她看了我一眼,又道:「我知道,從來作惡之人陡然流露出好意,總歸令人有所動容,不過我相信你可以分辨利害,皇帝他絕不值得你心軟。」

我愧疚地低下頭,覺得自己被溫白璧不動聲色地教育了,她的聲音很溫和,但有種不容辯駁的篤定感。

李斯焱評價我評價得沒錯:心慈手軟,迂腐不堪。

不只是他們,我自己也很厭惡自己。

可是不論如何,這一刻的我真的無法毫無心理負擔地答應她。

再等等吧,我心想。

一些未遂的事

送走了溫白璧,小金蓮又來尋我,號稱是太醫熬了藥,但皇帝昏迷不醒,灌不進去,可否由我代勞。

「他們想讓我一口一口地哺餵給李斯焱?」

小金蓮滿懷希望地點點頭。

我哼了一聲:「想得美,叫他們找個漏斗來,往嘴裡一捅,我就不信灌不進去。」

說罷轉身就回了御書房,任小金蓮在後怎麼呼喚都不理睬。

什麼親口餵藥,什麼徹夜守候,什麼擦身擦臉,沒有,統統沒有,我把狗皇帝扔給了太醫,自己悠哉悠哉地回了御書房,足足一夜沒出門。
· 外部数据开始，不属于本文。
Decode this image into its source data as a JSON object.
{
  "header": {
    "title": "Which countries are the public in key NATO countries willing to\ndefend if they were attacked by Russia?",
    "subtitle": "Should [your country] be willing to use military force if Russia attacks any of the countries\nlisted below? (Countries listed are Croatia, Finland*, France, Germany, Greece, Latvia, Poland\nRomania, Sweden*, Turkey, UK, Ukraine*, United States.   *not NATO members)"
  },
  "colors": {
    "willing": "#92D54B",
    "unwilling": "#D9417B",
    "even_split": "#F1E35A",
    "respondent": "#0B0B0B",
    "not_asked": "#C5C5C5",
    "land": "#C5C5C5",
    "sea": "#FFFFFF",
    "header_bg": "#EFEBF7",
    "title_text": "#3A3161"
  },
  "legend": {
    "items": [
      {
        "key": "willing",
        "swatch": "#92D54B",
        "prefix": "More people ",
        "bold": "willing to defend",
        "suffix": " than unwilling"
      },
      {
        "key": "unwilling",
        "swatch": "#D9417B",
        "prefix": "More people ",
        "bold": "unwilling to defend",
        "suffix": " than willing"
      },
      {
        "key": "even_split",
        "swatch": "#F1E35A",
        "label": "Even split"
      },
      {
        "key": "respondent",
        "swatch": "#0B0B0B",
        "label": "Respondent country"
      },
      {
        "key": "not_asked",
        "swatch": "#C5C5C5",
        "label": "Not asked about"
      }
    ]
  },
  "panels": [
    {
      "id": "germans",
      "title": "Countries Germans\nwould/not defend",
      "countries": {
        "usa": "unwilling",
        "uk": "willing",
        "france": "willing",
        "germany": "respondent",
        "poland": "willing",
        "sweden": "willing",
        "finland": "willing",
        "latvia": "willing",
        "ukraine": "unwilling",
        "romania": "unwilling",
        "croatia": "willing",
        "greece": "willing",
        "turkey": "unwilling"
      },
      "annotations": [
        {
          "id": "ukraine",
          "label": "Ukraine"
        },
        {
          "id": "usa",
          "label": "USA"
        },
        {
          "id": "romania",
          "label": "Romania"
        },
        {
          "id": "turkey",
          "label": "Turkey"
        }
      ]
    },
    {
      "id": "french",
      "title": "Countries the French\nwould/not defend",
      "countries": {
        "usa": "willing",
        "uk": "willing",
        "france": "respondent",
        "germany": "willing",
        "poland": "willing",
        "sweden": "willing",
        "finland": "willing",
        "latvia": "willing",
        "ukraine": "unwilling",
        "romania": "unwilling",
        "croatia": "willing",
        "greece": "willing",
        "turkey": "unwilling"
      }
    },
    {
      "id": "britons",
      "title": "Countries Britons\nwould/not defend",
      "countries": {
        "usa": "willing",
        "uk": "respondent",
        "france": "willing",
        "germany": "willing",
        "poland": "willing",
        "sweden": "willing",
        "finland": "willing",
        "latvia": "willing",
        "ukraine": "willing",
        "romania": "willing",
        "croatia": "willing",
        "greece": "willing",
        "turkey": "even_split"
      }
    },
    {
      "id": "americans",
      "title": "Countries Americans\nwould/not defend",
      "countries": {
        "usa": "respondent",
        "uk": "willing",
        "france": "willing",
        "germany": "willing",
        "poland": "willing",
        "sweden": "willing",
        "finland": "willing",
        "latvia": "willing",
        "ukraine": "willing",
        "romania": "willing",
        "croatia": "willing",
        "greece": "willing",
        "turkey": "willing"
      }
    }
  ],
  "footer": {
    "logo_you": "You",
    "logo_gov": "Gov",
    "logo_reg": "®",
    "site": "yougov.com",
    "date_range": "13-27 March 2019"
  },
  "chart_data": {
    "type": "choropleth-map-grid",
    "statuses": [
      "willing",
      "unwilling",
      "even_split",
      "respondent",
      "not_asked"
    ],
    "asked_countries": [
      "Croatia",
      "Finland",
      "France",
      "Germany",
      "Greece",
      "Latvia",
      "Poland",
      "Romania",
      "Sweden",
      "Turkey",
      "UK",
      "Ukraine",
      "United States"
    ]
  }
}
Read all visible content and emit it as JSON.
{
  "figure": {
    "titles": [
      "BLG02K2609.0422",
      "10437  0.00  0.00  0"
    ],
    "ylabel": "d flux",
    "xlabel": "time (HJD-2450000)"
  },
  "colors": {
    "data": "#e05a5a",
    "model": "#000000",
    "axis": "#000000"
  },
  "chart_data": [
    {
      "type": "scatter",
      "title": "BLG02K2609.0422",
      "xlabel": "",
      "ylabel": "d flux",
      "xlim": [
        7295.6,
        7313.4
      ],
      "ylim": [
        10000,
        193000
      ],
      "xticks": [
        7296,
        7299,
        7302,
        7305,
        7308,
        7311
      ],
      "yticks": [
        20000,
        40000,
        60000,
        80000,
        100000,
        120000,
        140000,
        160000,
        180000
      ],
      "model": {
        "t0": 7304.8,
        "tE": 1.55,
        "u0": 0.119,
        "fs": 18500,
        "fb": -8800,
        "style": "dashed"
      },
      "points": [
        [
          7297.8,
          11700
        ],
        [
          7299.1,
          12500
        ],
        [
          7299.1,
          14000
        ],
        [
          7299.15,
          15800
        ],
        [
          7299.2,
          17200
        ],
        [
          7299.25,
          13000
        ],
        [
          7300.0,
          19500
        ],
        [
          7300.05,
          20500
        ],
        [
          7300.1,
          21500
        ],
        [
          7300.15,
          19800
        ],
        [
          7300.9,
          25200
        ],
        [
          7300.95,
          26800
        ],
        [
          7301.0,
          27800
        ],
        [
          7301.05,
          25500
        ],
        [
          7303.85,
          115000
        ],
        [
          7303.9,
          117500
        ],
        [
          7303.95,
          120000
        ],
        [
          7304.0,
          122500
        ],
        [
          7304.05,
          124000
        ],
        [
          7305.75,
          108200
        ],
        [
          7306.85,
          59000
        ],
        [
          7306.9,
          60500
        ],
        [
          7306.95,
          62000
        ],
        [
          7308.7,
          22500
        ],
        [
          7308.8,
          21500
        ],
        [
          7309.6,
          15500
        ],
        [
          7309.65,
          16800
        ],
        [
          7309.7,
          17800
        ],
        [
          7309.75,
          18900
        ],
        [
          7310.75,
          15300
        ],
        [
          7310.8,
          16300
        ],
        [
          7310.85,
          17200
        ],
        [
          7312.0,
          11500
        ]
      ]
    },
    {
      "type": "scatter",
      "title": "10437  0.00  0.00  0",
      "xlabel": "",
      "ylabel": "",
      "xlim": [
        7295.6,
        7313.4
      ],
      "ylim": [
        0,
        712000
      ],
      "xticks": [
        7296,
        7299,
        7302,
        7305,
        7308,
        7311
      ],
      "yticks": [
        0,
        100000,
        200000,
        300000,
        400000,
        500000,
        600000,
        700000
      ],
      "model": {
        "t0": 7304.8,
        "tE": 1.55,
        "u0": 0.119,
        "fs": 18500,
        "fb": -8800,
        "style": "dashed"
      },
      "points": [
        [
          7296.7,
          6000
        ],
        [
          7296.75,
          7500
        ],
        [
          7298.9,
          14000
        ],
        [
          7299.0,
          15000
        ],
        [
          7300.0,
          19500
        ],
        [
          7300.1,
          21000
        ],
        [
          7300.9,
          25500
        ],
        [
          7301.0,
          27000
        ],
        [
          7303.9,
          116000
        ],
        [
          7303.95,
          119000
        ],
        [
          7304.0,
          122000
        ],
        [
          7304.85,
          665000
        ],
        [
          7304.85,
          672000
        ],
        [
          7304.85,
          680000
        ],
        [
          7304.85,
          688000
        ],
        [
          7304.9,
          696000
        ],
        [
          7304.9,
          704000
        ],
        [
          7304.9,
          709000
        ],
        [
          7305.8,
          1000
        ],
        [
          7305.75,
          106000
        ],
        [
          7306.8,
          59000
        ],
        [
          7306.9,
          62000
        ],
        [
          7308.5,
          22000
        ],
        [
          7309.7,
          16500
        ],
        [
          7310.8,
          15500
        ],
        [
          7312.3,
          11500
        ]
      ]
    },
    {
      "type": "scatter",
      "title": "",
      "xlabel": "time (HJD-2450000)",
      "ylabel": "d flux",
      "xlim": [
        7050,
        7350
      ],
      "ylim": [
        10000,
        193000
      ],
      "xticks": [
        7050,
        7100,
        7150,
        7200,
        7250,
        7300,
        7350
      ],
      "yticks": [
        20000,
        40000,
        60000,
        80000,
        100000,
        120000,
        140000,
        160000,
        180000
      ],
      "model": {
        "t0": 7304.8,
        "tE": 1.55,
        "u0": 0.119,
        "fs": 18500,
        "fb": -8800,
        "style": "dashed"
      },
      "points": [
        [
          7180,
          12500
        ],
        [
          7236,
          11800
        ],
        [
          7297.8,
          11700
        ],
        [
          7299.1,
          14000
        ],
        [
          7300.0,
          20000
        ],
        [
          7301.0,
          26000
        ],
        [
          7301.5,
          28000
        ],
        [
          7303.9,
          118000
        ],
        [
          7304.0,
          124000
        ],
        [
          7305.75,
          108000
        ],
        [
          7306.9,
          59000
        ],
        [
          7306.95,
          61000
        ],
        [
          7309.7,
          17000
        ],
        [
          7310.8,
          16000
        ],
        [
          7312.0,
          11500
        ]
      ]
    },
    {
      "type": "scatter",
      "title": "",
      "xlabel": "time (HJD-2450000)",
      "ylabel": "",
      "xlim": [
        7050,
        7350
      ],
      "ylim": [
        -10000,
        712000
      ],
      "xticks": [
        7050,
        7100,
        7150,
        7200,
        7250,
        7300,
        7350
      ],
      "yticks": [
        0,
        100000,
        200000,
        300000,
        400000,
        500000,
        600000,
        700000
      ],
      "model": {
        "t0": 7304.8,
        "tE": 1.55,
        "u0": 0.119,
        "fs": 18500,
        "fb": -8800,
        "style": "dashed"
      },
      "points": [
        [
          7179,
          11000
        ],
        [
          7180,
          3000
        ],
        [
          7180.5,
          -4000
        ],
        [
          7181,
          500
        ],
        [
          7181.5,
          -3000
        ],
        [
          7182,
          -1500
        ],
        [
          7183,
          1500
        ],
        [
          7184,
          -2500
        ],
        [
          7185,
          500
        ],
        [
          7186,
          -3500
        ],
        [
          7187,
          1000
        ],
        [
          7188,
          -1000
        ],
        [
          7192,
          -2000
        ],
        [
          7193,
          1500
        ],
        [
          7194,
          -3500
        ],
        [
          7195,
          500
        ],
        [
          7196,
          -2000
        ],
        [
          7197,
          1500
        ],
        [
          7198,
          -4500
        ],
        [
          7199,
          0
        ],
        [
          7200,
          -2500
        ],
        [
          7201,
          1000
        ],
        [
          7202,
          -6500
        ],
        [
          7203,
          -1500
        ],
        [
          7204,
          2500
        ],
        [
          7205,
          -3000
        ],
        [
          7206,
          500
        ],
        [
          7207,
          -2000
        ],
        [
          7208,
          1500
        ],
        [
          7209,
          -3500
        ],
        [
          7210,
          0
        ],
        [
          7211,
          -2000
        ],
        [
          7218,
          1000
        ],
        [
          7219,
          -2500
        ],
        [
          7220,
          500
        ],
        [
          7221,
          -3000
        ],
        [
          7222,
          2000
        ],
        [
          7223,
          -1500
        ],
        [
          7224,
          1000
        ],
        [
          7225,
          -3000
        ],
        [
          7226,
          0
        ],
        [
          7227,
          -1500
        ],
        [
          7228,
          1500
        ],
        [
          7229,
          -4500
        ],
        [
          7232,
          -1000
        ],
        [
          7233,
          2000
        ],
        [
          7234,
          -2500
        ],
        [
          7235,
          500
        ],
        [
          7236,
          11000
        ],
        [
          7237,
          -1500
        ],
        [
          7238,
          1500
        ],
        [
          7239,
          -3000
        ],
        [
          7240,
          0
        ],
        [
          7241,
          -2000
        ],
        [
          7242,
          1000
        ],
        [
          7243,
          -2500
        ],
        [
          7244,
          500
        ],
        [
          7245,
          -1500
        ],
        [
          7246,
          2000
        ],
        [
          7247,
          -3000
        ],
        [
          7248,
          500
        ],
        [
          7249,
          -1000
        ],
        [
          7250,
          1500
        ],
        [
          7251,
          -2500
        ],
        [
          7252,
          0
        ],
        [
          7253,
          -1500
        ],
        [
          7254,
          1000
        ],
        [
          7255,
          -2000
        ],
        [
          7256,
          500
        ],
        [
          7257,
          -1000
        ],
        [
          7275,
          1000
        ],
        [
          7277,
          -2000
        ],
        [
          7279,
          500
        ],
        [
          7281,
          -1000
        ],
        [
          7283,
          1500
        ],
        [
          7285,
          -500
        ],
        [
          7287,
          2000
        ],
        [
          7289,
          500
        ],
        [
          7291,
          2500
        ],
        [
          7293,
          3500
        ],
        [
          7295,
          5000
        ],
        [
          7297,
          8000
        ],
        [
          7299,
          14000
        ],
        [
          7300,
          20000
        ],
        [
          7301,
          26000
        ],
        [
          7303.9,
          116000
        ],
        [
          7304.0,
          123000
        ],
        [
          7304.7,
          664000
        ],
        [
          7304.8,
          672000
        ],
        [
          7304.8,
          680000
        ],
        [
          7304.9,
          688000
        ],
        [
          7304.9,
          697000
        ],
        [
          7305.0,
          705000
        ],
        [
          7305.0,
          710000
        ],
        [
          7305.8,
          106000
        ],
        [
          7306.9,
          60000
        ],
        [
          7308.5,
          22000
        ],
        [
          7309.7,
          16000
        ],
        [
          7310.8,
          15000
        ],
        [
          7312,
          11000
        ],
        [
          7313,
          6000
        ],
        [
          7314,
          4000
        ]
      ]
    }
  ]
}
據惠月透露,李斯焱第二日醒來時,頭一句話就是:沈纓呢。

惠月這晚忙得連內殿的門都沒踏出過一步,猛地聽皇帝問起我,竟破天荒地沒答上來。

她剛想著人叫我進來,就見生死關口轉了個圈的李斯焱一言不發地掀開被子,赤腳下地,搖搖晃晃地往外頭走。

「陛下!陛下!」她慌忙跟上。

彼時我正在皇帝的紫檀木御案上練字。

天子的書桌果真不一般,木頭夠硬,漆得平整無暇,光是坐在案前,就有一種睥睨天下的暢快之意。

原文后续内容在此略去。